Dans le monde, la rougeole a infecté environ 10 millions de personnes et provoque environ 100 000 à 200 000 décès chaque année, principalement chez l'enfant (1). Ces chiffres peuvent varier considérablement sur une courte période de temps, en fonction de l'état vaccinal de la population.

La rougeole est rare aux États-Unis grâce à la vaccination systématique des enfants; la rougeole endémique a été déclarée éteinte aux États-Unis en 2000. Une moyenne de 63 cas/an ont été signalés aux Centers for Disease Control and Prevention (CDC) de 2000 à 2010.

Cependant, en 2019, l'incidence aux États-Unis avait atteint un pic de 1274 cas, le nombre le plus élevé signalé depuis 1992. Cette augmentation est principalement due à la propagation dans les groupes non vaccinés (voir CDC's Measles Cases and Outbreaks). Le refus des parents de la vaccination est de plus en plus la cause de l'augmentation des maladies évitables par la vaccination chez l'enfant.

En 2020, seuls 13 cas de rougeole ont été signalés aux États-Unis au cours de la pandémie mondiale de COVID-19. En 2022, 121 cas ont été signalés (voir CDC's Measles Cases and Outbreaks).

Références générales

  1. 1. Patel MK, Goodson JL, Alexander Jr. JP, et al: Progress toward regional measles elimination—worldwide, 2000–2019. MMWR Morb Mortal Wkly Rep 69(45):1700–1705, 2020. doi: 10.15585/mmwr.mm6945a6

Physiopathologie de la rougeole

La rougeole est causée par un paramyxovirus; c'est une maladie humaine sans réservoir animal ou état de portage asymptomatique connu. Elle est extrêmement contagieuse; le taux d'attaque secondaire est > 90% chez les personnes sensibles qui sont exposés.

La rougeole est transmise principalement par projection de sécrétions nasales, de la gorge et de la bouche à la phase prodromique de la maladie ou au début de l'éruption. La contagiosité débute plusieurs jours avant l'apparition de l'éruption et se poursuit plusieurs jours après.
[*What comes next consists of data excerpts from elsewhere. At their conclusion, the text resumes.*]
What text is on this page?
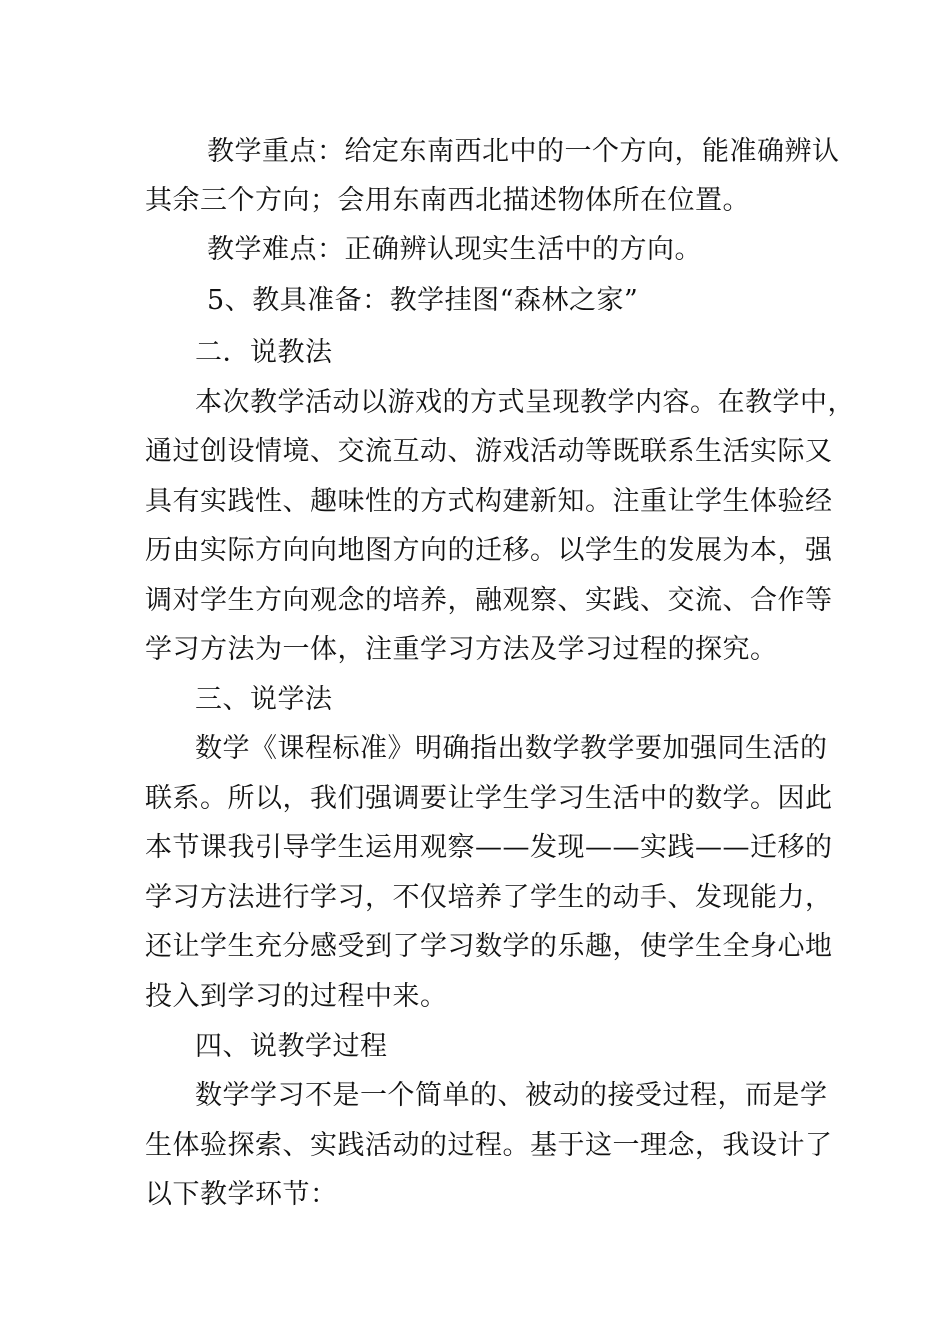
教学重点：给定东南西北中的一个方向，能准确辨认
其余三个方向；会用东南西北描述物体所在位置。
教学难点：正确辨认现实生活中的方向。
5、教具准备：教学挂图“森林之家”
二．说教法
本次教学活动以游戏的方式呈现教学内容。在教学中，
通过创设情境、交流互动、游戏活动等既联系生活实际又
具有实践性、趣味性的方式构建新知。注重让学生体验经
历由实际方向向地图方向的迁移。以学生的发展为本，强
调对学生方向观念的培养，融观察、实践、交流、合作等
学习方法为一体，注重学习方法及学习过程的探究。
三、说学法
数学《课程标准》明确指出数学教学要加强同生活的
联系。所以，我们强调要让学生学习生活中的数学。因此
本节课我引导学生运用观察——发现——实践——迁移的
学习方法进行学习，不仅培养了学生的动手、发现能力，
还让学生充分感受到了学习数学的乐趣，使学生全身心地
投入到学习的过程中来。
四、说教学过程
数学学习不是一个简单的、被动的接受过程，而是学
生体验探索、实践活动的过程。基于这一理念，我设计了
以下教学环节：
La rougeole n'est plus contagieuse une fois que l'éruption commence à desquamer.

La transmission s'effectue habituellement par de grosses gouttelettes de l'appareil respiratoire qui sont projetées par la toux et restent brièvement en suspension sur une courte distance. La transmission peut également être le fait de projection de petites gouttelettes d'aérosol qui peuvent rester en suspension (et ainsi être inhalées) jusqu'à 2 heures dans les zones isolées (p. ex., dans un cabinet de consultation). La transmission par des vecteurs passifs semble moins probable que la transmission aérienne parce que le virus de la rougeole est supposé survivre pendant une courte durée sur des surfaces sèches.
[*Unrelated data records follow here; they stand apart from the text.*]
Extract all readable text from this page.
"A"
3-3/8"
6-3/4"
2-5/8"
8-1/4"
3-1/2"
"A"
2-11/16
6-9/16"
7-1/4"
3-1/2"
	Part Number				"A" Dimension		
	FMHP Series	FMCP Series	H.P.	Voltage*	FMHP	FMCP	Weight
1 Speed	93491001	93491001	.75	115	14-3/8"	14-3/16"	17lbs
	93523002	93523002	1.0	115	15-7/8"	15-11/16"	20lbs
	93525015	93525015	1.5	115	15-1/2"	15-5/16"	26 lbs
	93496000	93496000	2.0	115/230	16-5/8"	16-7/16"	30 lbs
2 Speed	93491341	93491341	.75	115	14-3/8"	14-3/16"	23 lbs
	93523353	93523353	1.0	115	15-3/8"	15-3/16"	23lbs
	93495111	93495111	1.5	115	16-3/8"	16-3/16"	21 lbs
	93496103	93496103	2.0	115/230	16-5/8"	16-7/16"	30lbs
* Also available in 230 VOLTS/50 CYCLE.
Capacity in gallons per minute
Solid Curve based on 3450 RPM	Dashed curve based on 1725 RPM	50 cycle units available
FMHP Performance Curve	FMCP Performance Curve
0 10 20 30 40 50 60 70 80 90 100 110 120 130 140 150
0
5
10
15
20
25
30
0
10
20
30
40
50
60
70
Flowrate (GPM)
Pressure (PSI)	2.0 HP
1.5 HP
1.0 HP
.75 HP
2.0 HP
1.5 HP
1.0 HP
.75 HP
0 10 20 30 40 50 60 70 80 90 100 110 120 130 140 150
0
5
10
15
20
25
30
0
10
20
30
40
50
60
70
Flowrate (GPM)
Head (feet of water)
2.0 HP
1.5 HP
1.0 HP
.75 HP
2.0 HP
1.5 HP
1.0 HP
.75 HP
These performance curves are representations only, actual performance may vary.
Un nourrisson dont la mère est immunisée contre la rougeole (p. ex., car elle a eu la maladie ou a été vaccinée) reçoit des anticorps par voie transplacentaire; ces anticorps fournissent une protection pour la plus grande partie des 6–12 premiers mois de vie. L'infection confère une immunité définitive.

Aux États-Unis, quasiment tous les cas de rougeole sont importés par des voyageurs ou des immigrants, avec ensuite une transmission autochtone qui survient principalement parmi les personnes non vaccinées.

Symptomatologie de la rougeole

Une rougeole débute, après une période d'incubation de 7–14 jours, par des signes prodromiques associant de la fièvre, un coryza, une toux quinteuse et une conjonctivite tarsienne. Les taches de Koplik (qui ressemblent à des grains de sable blanc entourés d'aréoles rouges) sont pathognomoniques. Ces taches apparaissent pendant le prodrome, avant le début de l'éruption, généralement sur la muqueuse buccale, en regard des 1ères et 2e molaires supérieures. Elles peuvent être étendues, provoquant un érythème marbré diffus de la muqueuse buccale. Une pharyngite se développe.

Rougeole (taches de Koplik)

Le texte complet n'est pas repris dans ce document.